Dans le même temps, les jihadistes ont abandonné leurs fiefs dans le nord, comme Gao, soumise dimanche à d'intenses bombardements qui ont tué plus d'une soixantaine de combattants, selon des habitants et une source sécuritaire.

Pour le porte-parole du groupe islamiste Ansar Dine, Senda Ould Boumama, il ne s'agit que d'un "retrait tactique".

Hollande cherche des soutiens

Le président français François Hollande, en voyage à Abu Dhabi, a annoncé que "de nouvelles frappes cette nuit ont atteint leur objectif" au Mali.

L'opération militaire contre les forces islamistes au Mali entre dans sa 5ème journée.

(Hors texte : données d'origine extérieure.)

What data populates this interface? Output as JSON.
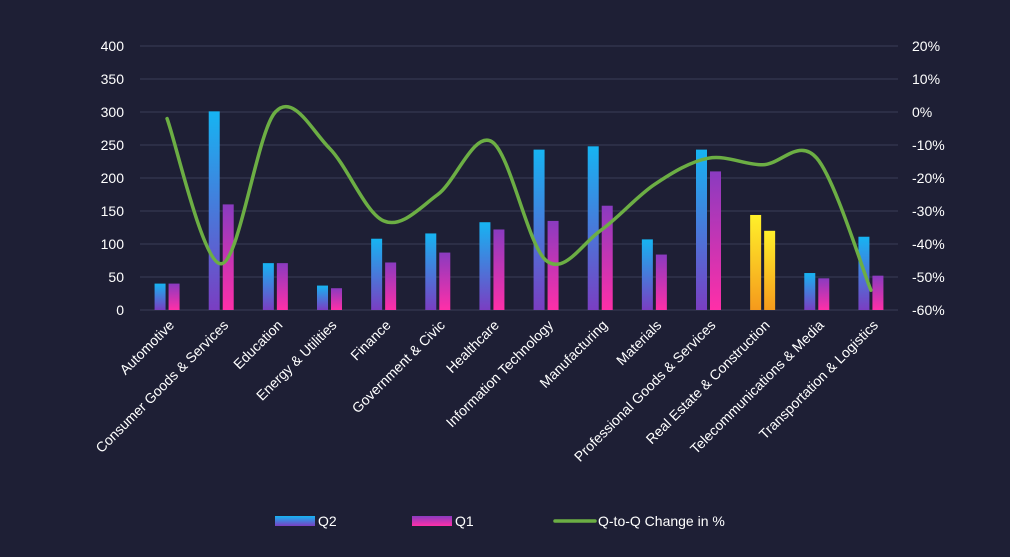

Selon Francois Hollande, la France a déjà déployé 750 soldats sur le terrain.

Ce nombre va grimper progressivement à 2.500 hommes.

Image caption François Hollande à l'Elysée, le 14 janvier, avant son départ pour Abu Dhabi.

A Abu Dhabi, le chef de l’Etat français a défendu l'engagement militaire de la France au Mali, tout en cherchant des soutiens à cette intervention.

"La France est en première ligne. Si elle ne l'avait pas été, il y aurait aujourd'hui un Mali entièrement occupé par des terroristes et d'autres pays africains menacés", a déclaré le président français lors d'une visite à la base navale "Camp de la Paix" où sont déployés des soldats français.

Dès son arrivée à Abou Dhabi, François Hollande s'est entretenu avec son homologue mauritanien, Mohamed Ould Abdel Aziz.

Ce dernier a évoqué la possibilité de participer à l'opération Serval si le Mali en fait la demande.

François Hollande a également évoqué une participation du Tchad et des Emirats "soit sur le plan logistique, soit sur le plan financier".

Réunion de la Cédéao

Les chefs d'état-major de l'Afrique de l'Ouest se sont réunis ce mardi à Bamako, pour approuver les projets d'accélération du déploiement des troupes africaines, 3.300, prévu par une résolution de l’ONU, qui viendront s’ajouter aux 2.500 soldats français.

Le chef de mission de la Cédéao à Bamako, Aboudou Touré Cheaka, a estimé que les troupes ouest-africaines seront sur le terrain d’ici à une semaine.

Leur mission immédiate serait d’aider à stopper l’avancée rebelle, alors que les préparations se poursuivent pour un plan de reconquête plus accompli.

Le Sénégal, le Burkina Faso, le Niger, le Nigeria et la Guinée ont proposé d’envoyer des troupes au Mali.

Le Nigeria, qui dirigera la mission, avertit que même si une partie troupe arrive bientôt, leur entraînement prendra un certain temps.